Wednesday, 6 April 2011

Using nslookup To Find MX Records

If you need to lookup a MX record then you will probably need to do this via nslookup or some of the other tools or websites that are available for this job.

For those of you who don’t know, A MX record is a type of resource record in DNS that specifies a mail server responsible for accepting email messages on behalf of a recipient's domain and a preference value used to prioritize mail delivery if multiple mail servers are available. The set of MX records of a domain name specifies how email should be routed with the Simple Mail Transfer Protocol.

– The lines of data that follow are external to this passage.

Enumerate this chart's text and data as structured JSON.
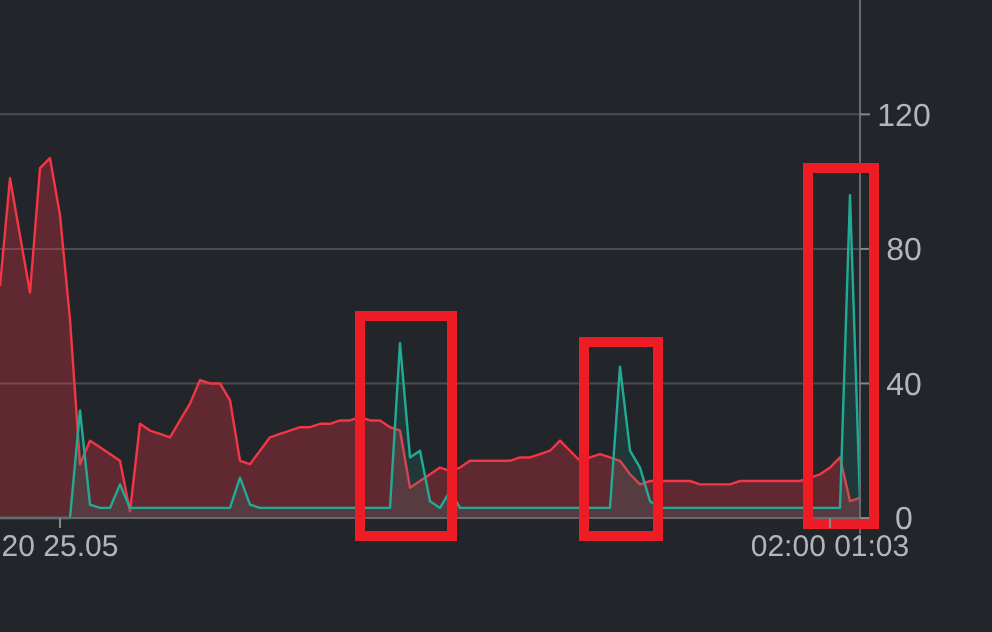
{
  "chart_data": {
    "type": "area",
    "categories": [
      null,
      null,
      null,
      null,
      null,
      null,
      "20 25.05",
      null,
      null,
      null,
      null,
      null,
      null,
      null,
      null,
      null,
      null,
      null,
      null,
      null,
      null,
      null,
      null,
      null,
      null,
      null,
      null,
      null,
      null,
      null,
      null,
      null,
      null,
      null,
      null,
      null,
      null,
      null,
      null,
      null,
      null,
      null,
      null,
      null,
      null,
      null,
      null,
      null,
      null,
      null,
      null,
      null,
      null,
      null,
      null,
      null,
      null,
      null,
      null,
      null,
      null,
      null,
      null,
      null,
      null,
      null,
      null,
      null,
      null,
      null,
      null,
      null,
      null,
      null,
      null,
      null,
      null,
      null,
      null,
      null,
      null,
      null,
      null,
      "02:00 01:03",
      null,
      null,
      null
    ],
    "ylim": [
      0,
      154
    ],
    "yticks": [
      0,
      40,
      80,
      120
    ],
    "grid": "y",
    "series": [
      {
        "color": "#f23645",
        "values": [
          69,
          101,
          84,
          67,
          104,
          107,
          90,
          59,
          16,
          23,
          21,
          19,
          17,
          2,
          28,
          26,
          25,
          24,
          29,
          34,
          41,
          40,
          40,
          35,
          17,
          16,
          20,
          24,
          25,
          26,
          27,
          27,
          28,
          28,
          29,
          29,
          30,
          29,
          29,
          27,
          26,
          9,
          11,
          13,
          15,
          14,
          15,
          17,
          17,
          17,
          17,
          17,
          18,
          18,
          19,
          20,
          23,
          20,
          17,
          18,
          19,
          18,
          17,
          13,
          10,
          11,
          11,
          11,
          11,
          11,
          10,
          10,
          10,
          10,
          11,
          11,
          11,
          11,
          11,
          11,
          11,
          12,
          13,
          15,
          18,
          5,
          6
        ]
      },
      {
        "color": "#22ab94",
        "values": [
          0,
          0,
          0,
          0,
          0,
          0,
          0,
          0,
          32,
          4,
          3,
          3,
          10,
          3,
          3,
          3,
          3,
          3,
          3,
          3,
          3,
          3,
          3,
          3,
          12,
          4,
          3,
          3,
          3,
          3,
          3,
          3,
          3,
          3,
          3,
          3,
          3,
          3,
          3,
          3,
          52,
          18,
          20,
          5,
          3,
          8,
          3,
          3,
          3,
          3,
          3,
          3,
          3,
          3,
          3,
          3,
          3,
          3,
          3,
          3,
          3,
          3,
          45,
          20,
          15,
          5,
          3,
          3,
          3,
          3,
          3,
          3,
          3,
          3,
          3,
          3,
          3,
          3,
          3,
          3,
          3,
          3,
          3,
          3,
          3,
          96,
          5
        ]
      }
    ]
  }
}
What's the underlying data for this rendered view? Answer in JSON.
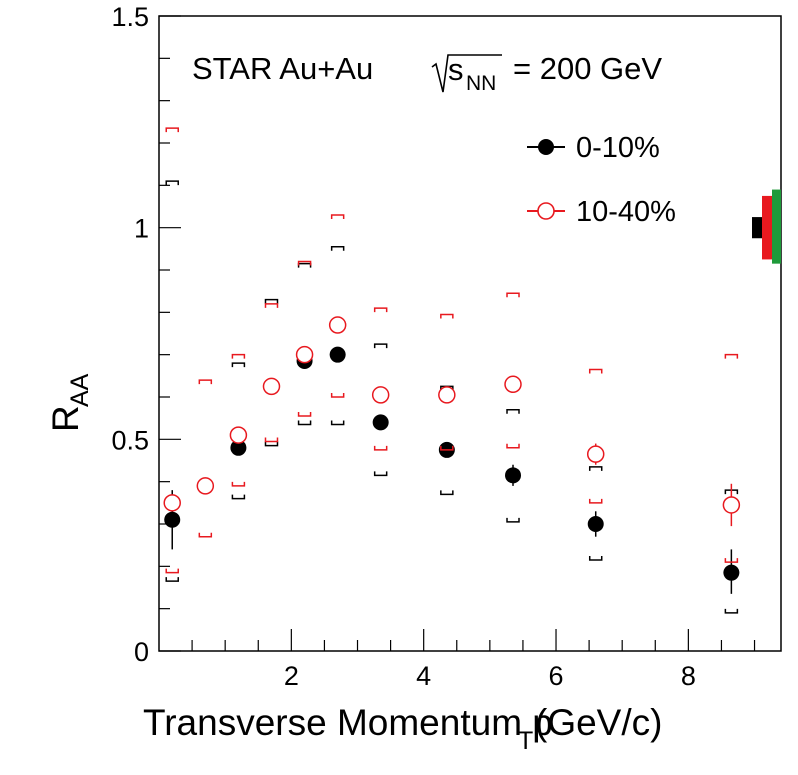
{
  "chart_data": {
    "type": "scatter",
    "title_parts": {
      "prefix": "STAR Au+Au",
      "sqrt_s": "s",
      "sqrt_sub": "NN",
      "suffix": "= 200 GeV"
    },
    "xlabel_parts": {
      "main": "Transverse Momentum p",
      "sub": "T",
      "unit": " (GeV/c)"
    },
    "ylabel_parts": {
      "main": "R",
      "sub": "AA"
    },
    "xlim": [
      0,
      9.4
    ],
    "ylim": [
      0,
      1.5
    ],
    "x_ticks": [
      {
        "value": 2,
        "label": "2"
      },
      {
        "value": 4,
        "label": "4"
      },
      {
        "value": 6,
        "label": "6"
      },
      {
        "value": 8,
        "label": "8"
      }
    ],
    "y_ticks": [
      {
        "value": 0,
        "label": "0"
      },
      {
        "value": 0.5,
        "label": "0.5"
      },
      {
        "value": 1,
        "label": "1"
      },
      {
        "value": 1.5,
        "label": "1.5"
      }
    ],
    "legend_position": "top-right",
    "series": [
      {
        "name": "0-10%",
        "color": "#000000",
        "marker": "filled-circle",
        "points": [
          {
            "x": 0.2,
            "y": 0.31,
            "err_lo": 0.07,
            "err_hi": 0.07,
            "sys_lo": 0.165,
            "sys_hi": 1.11
          },
          {
            "x": 0.7,
            "y": 0.39,
            "err_lo": 0.02,
            "err_hi": 0.02,
            "sys_lo": 0.0,
            "sys_hi": 0.0
          },
          {
            "x": 1.2,
            "y": 0.48,
            "err_lo": 0.01,
            "err_hi": 0.01,
            "sys_lo": 0.36,
            "sys_hi": 0.68
          },
          {
            "x": 1.7,
            "y": 0.625,
            "err_lo": 0.01,
            "err_hi": 0.01,
            "sys_lo": 0.485,
            "sys_hi": 0.83
          },
          {
            "x": 2.2,
            "y": 0.685,
            "err_lo": 0.01,
            "err_hi": 0.01,
            "sys_lo": 0.535,
            "sys_hi": 0.915
          },
          {
            "x": 2.7,
            "y": 0.7,
            "err_lo": 0.01,
            "err_hi": 0.01,
            "sys_lo": 0.535,
            "sys_hi": 0.955
          },
          {
            "x": 3.35,
            "y": 0.54,
            "err_lo": 0.015,
            "err_hi": 0.015,
            "sys_lo": 0.415,
            "sys_hi": 0.725
          },
          {
            "x": 4.35,
            "y": 0.475,
            "err_lo": 0.015,
            "err_hi": 0.015,
            "sys_lo": 0.37,
            "sys_hi": 0.625
          },
          {
            "x": 5.35,
            "y": 0.415,
            "err_lo": 0.025,
            "err_hi": 0.025,
            "sys_lo": 0.305,
            "sys_hi": 0.57
          },
          {
            "x": 6.6,
            "y": 0.3,
            "err_lo": 0.03,
            "err_hi": 0.03,
            "sys_lo": 0.215,
            "sys_hi": 0.435
          },
          {
            "x": 8.65,
            "y": 0.185,
            "err_lo": 0.05,
            "err_hi": 0.055,
            "sys_lo": 0.09,
            "sys_hi": 0.38
          }
        ]
      },
      {
        "name": "10-40%",
        "color": "#e8191f",
        "marker": "open-circle",
        "points": [
          {
            "x": 0.2,
            "y": 0.35,
            "err_lo": 0.015,
            "err_hi": 0.015,
            "sys_lo": 0.185,
            "sys_hi": 1.235
          },
          {
            "x": 0.7,
            "y": 0.39,
            "err_lo": 0.01,
            "err_hi": 0.01,
            "sys_lo": 0.27,
            "sys_hi": 0.64
          },
          {
            "x": 1.2,
            "y": 0.51,
            "err_lo": 0.01,
            "err_hi": 0.01,
            "sys_lo": 0.39,
            "sys_hi": 0.7
          },
          {
            "x": 1.7,
            "y": 0.625,
            "err_lo": 0.01,
            "err_hi": 0.01,
            "sys_lo": 0.495,
            "sys_hi": 0.82
          },
          {
            "x": 2.2,
            "y": 0.7,
            "err_lo": 0.01,
            "err_hi": 0.01,
            "sys_lo": 0.555,
            "sys_hi": 0.92
          },
          {
            "x": 2.7,
            "y": 0.77,
            "err_lo": 0.01,
            "err_hi": 0.01,
            "sys_lo": 0.6,
            "sys_hi": 1.03
          },
          {
            "x": 3.35,
            "y": 0.605,
            "err_lo": 0.01,
            "err_hi": 0.01,
            "sys_lo": 0.475,
            "sys_hi": 0.81
          },
          {
            "x": 4.35,
            "y": 0.605,
            "err_lo": 0.01,
            "err_hi": 0.01,
            "sys_lo": 0.475,
            "sys_hi": 0.795
          },
          {
            "x": 5.35,
            "y": 0.63,
            "err_lo": 0.015,
            "err_hi": 0.015,
            "sys_lo": 0.48,
            "sys_hi": 0.845
          },
          {
            "x": 6.6,
            "y": 0.465,
            "err_lo": 0.025,
            "err_hi": 0.025,
            "sys_lo": 0.35,
            "sys_hi": 0.665
          },
          {
            "x": 8.65,
            "y": 0.345,
            "err_lo": 0.05,
            "err_hi": 0.05,
            "sys_lo": 0.21,
            "sys_hi": 0.7
          }
        ]
      }
    ],
    "normalization_boxes": [
      {
        "color": "#000000",
        "lo": 0.975,
        "hi": 1.025
      },
      {
        "color": "#e8191f",
        "lo": 0.925,
        "hi": 1.075
      },
      {
        "color": "#1f9a3a",
        "lo": 0.915,
        "hi": 1.09
      }
    ]
  }
}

As nslookup is part of windows already it is a handy tool for most system administrators to use, but many are not 100% sure how to use it.  I will now show you the very basics of using nslookup to check a MX record.

So, from a command prompt you type  nslookup  this then will return with a  >  prompt, here you type  set type=mx   this tells nslookup that you want to do a MX record query, now you type the domain name e.g google.com  but no www in front.  This will now return the MX entry’s for that domain. 

Non-authoritative answer:
google.com MX preference = 10, mail exchanger = smtp2.google.com
google.com MX preference = 10, mail exchanger = smtp3.google.com
google.com MX preference = 10, mail exchanger = smtp4.google.com
google.com MX preference = 10, mail exchanger = smtp1.google.com

smtp2.google.com internet address = 64.233.165.25
smtp3.google.com internet address = 64.233.183.25
smtp4.google.com internet address = 72.14.221.25
smtp1.google.com internet address = 209.85.237.25
>


The results above show that google.com has 4 MX records, all set to preference 10 (like a round robin approach), and then it list the IP's for each MX hostname.